Both, honestly. Use Notion for team docs, sprint planning, and shared knowledge. Use Obsidian for personal learning, code snippets, and building your technical knowledge base. They solve different problems. Many devs use Notion at work, Obsidian for personal growth.
2Is Obsidian good for programming notes?
Yeah, really good. Markdown with code blocks, local files you can grep, backlinks connecting concepts. The graph view shows how different technologies relate. Senior devs with multi-year Obsidian vaults have incredible reference material. Way better than scattered notes or bookmarks.
3Can you use Obsidian for team documentation?
Not really. It's local markdown files with no real-time collaboration. You could put a vault in Git, but merge conflicts and no simultaneous editing make it clunky. For team docs, Notion or Confluence is way better. Obsidian is personal knowledge, not team wiki.

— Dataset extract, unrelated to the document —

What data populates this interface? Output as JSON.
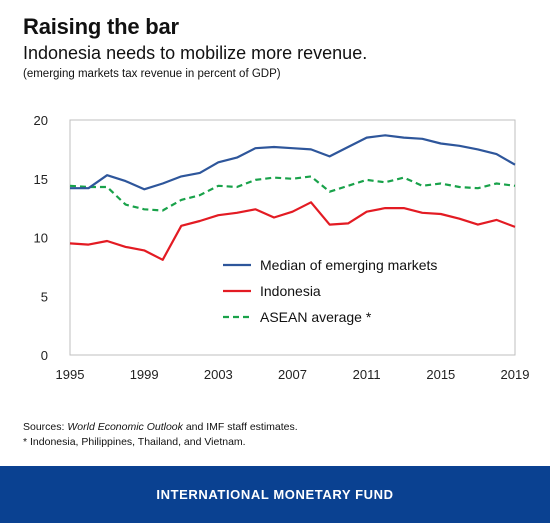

4Which is better for API documentation?
Notion for internal team docs that multiple people maintain. Real-time editing and code blocks with syntax highlighting work well. But honestly, consider tools like Swagger/OpenAPI for API docs specifically. Notion works, but isn't specialized for it.

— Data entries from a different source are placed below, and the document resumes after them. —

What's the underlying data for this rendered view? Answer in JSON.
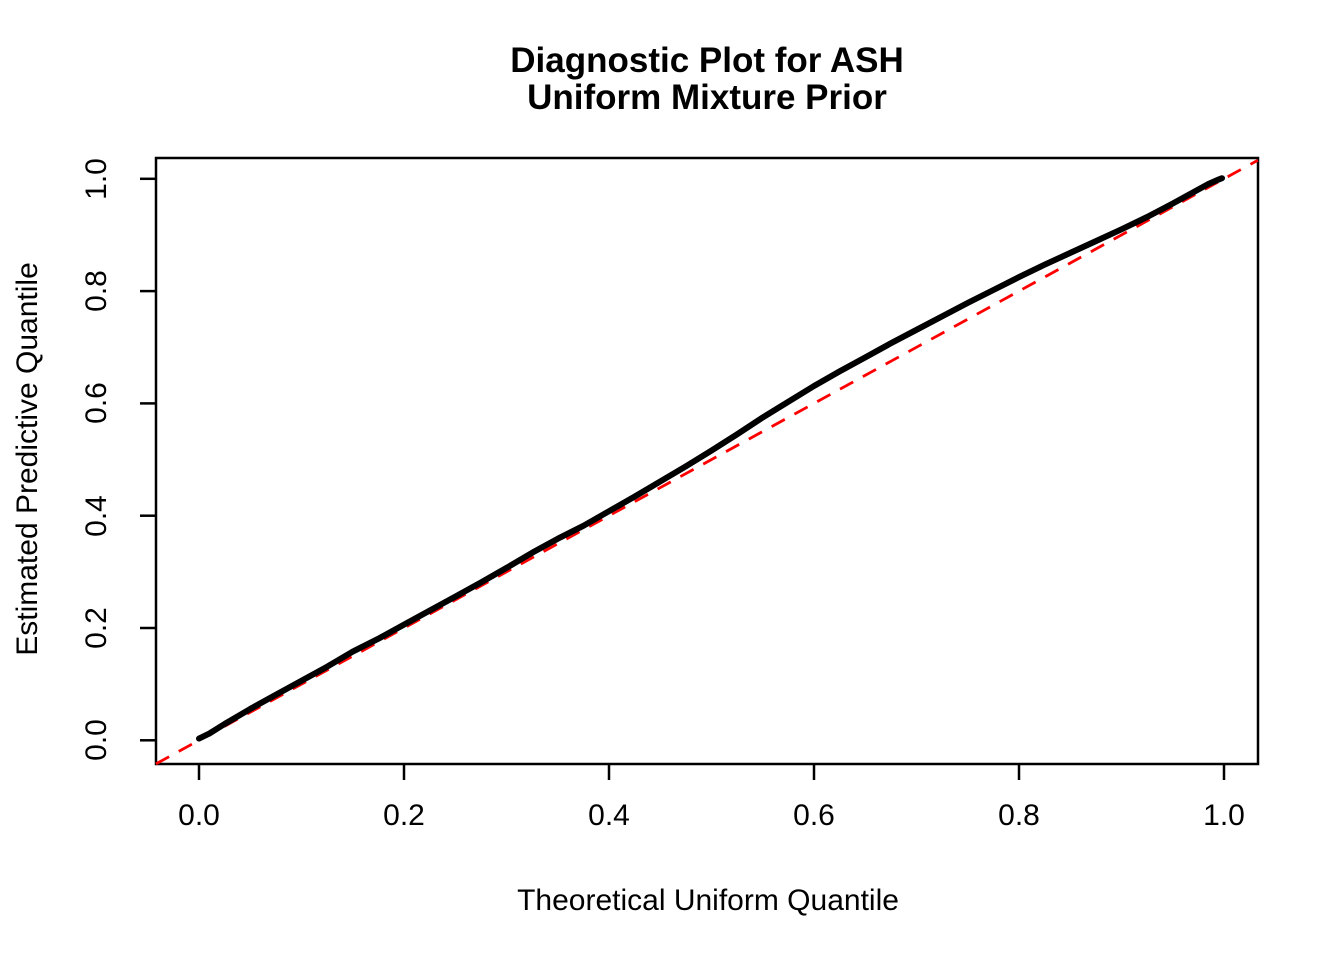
{
  "title": {
    "line1": "Diagnostic Plot for ASH",
    "line2": "Uniform Mixture Prior"
  },
  "colors": {
    "curve": "#000000",
    "identity_line": "#FF0000",
    "axis": "#000000",
    "text": "#000000",
    "background": "#FFFFFF"
  },
  "chart_data": {
    "type": "line",
    "title": "Diagnostic Plot for ASH / Uniform Mixture Prior",
    "xlabel": "Theoretical Uniform Quantile",
    "ylabel": "Estimated Predictive Quantile",
    "xlim": [
      -0.042,
      1.033
    ],
    "ylim": [
      -0.042,
      1.037
    ],
    "x_ticks": [
      0.0,
      0.2,
      0.4,
      0.6,
      0.8,
      1.0
    ],
    "y_ticks": [
      0.0,
      0.2,
      0.4,
      0.6,
      0.8,
      1.0
    ],
    "grid": false,
    "legend": false,
    "series": [
      {
        "name": "estimated_predictive_quantile",
        "style": "solid",
        "color": "#000000",
        "points": [
          [
            0.0,
            0.003
          ],
          [
            0.01,
            0.012
          ],
          [
            0.025,
            0.029
          ],
          [
            0.05,
            0.056
          ],
          [
            0.075,
            0.081
          ],
          [
            0.1,
            0.106
          ],
          [
            0.125,
            0.131
          ],
          [
            0.15,
            0.158
          ],
          [
            0.175,
            0.181
          ],
          [
            0.2,
            0.206
          ],
          [
            0.225,
            0.231
          ],
          [
            0.25,
            0.256
          ],
          [
            0.275,
            0.281
          ],
          [
            0.3,
            0.307
          ],
          [
            0.325,
            0.334
          ],
          [
            0.35,
            0.359
          ],
          [
            0.375,
            0.382
          ],
          [
            0.4,
            0.408
          ],
          [
            0.425,
            0.434
          ],
          [
            0.45,
            0.461
          ],
          [
            0.475,
            0.488
          ],
          [
            0.5,
            0.516
          ],
          [
            0.525,
            0.545
          ],
          [
            0.55,
            0.575
          ],
          [
            0.575,
            0.603
          ],
          [
            0.6,
            0.631
          ],
          [
            0.625,
            0.657
          ],
          [
            0.65,
            0.682
          ],
          [
            0.675,
            0.707
          ],
          [
            0.7,
            0.731
          ],
          [
            0.725,
            0.755
          ],
          [
            0.75,
            0.779
          ],
          [
            0.775,
            0.802
          ],
          [
            0.8,
            0.825
          ],
          [
            0.825,
            0.847
          ],
          [
            0.85,
            0.868
          ],
          [
            0.875,
            0.889
          ],
          [
            0.9,
            0.91
          ],
          [
            0.925,
            0.932
          ],
          [
            0.95,
            0.956
          ],
          [
            0.97,
            0.976
          ],
          [
            0.985,
            0.991
          ],
          [
            0.995,
            0.999
          ],
          [
            0.998,
            1.001
          ]
        ]
      },
      {
        "name": "identity_reference",
        "style": "dashed",
        "color": "#FF0000",
        "points": [
          [
            -0.042,
            -0.042
          ],
          [
            1.033,
            1.033
          ]
        ]
      }
    ]
  }
}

5Does Obsidian support syntax highlighting?
Yeah, through community plugins. Editor Syntax Highlight plugin adds color coding. It's not as polished as Notion's built-in highlighting, but it works fine. Takes a few minutes to set up.
6Can you run code in Obsidian?
Yeah, with Execute Code plugin. Write Python, JavaScript, or other languages in code blocks and run them directly in your notes. Output appears inline. Pretty powerful for testing snippets while learning. Notion can't do this.

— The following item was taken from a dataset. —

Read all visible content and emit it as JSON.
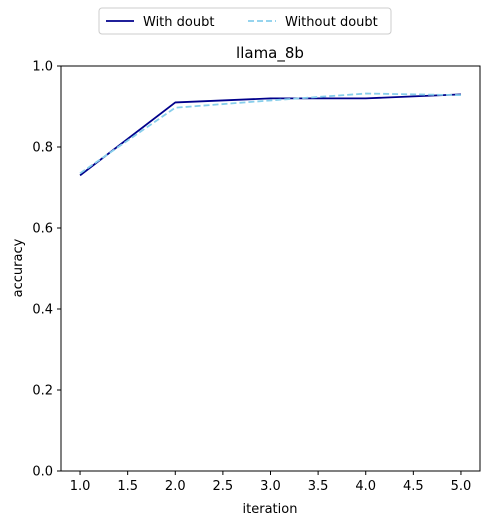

7Is Notion good for personal developer notes?
It works but isn't ideal. The collaborative features don't help when you're solo. Export is messy if you ever want to leave. Performance degrades with huge personal vaults. Obsidian's local markdown files are better for long-term personal knowledge that you'll build over years.
8Which is better for learning new frameworks?
Obsidian with spaced repetition plugins. Take notes while learning, create flashcards, review them periodically. Backlinks connect new concepts to existing knowledge. It's an active learning system, not just storage. Notion stores learning notes but doesn't help you retain them.